A further aspect that has to be considered is a potential SM-reducing property of acitretin, which was observed in brain and liver tissue. SM levels have been reported to be decreased in AD brains, probably caused by the Aβ-induced activation of sphingomyelinases degrading SM to ceramide43,44. Interestingly, sphingomyelinase inhibitors are discussed to treat diseases associated with enhanced activity of acid sphingomyelinase, e.g. major depression and AD. Remarkably, acitretin treatment is reported to be associated with depression and suicidal ideation64–67, which might be explained by our finding that acitretin decreases SM level.
Beside these caveats, we also found beneficial properties of acitretin in respect to changes in lipid classes associated with AD. Notably, plasmalogens that have been found to be significantly reduced in post mortem brain samples and cerebrospinal fluid of AD patients68–70 showed an elevated level after acitretin treatment in brain and liver of transgenic animals. Besides being important structural lipids in cell membranes, plasmalogens are involved in many cellular processes such as membrane fusion and transport, cholesterol efflux, diffusion of signal-transduction molecules, membrane-bound enzyme activity and have antioxidant properties. In this context it has to be mentioned that the increase in plasmalogens upon acitretin treatment might have, beside their protective role against oxidative stress that is closely linked to AD, another beneficial aspect in respect to AD pathology. Plasmalogens have been found to decrease the activity of the membrane-tethered γ-secretase which is responsible for the release of Aβ in cell culture studies and in samples of human AD post mortem brains70.

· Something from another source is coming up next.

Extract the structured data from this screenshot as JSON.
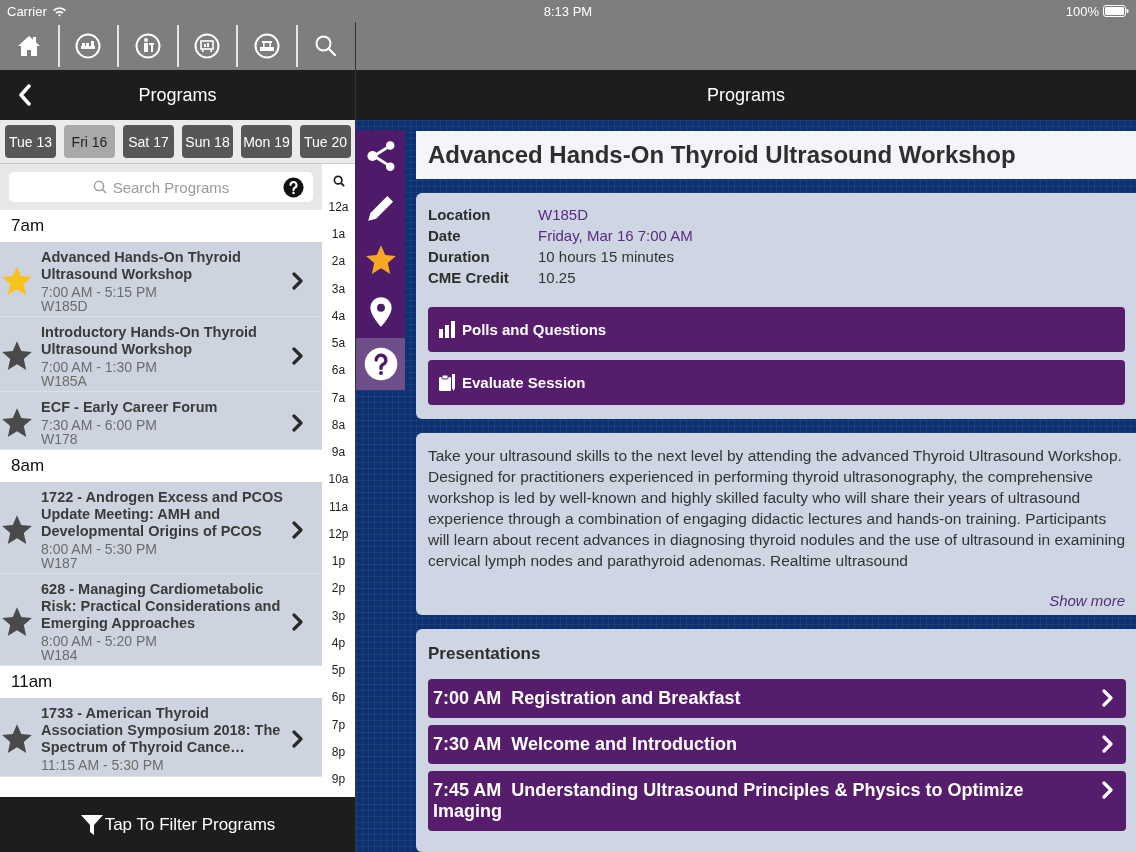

Regarding lyso-PC species, we found that most of the analyzed lyso-PC species tended to decrease in brain and liver tissue upon acitretin treatment. As lyso-PC species have been reported to be decreased24,71–73 in AD brain one might assume that acitretin aggravates this effect on lyso-PC. On the other hand activity of phospholipase A2, an enzyme highly expressed in different brain regions, is increased in AD, per se leading to elevated lyso-PC. However, it has to be noticed that the mean effect of acitretin on lyso-PC species was not significant, indicating the need to address this aspect of acitretin on lyso-PC changes in further, particularly human studies to exactly clarify these effects. Analyzing the lyso-PC species normalized to total lyso-PC content in brain after acitretin treatment we observed lyso-PC C24:0, C26:0, C28:0 and C28:1 to be elevated. These lyso-PC species have been found to be significantly reduced in frontal cortices of AD patients24, indicating that acitretin treatment could eventually compensate this decline in brains of AD affected individuals.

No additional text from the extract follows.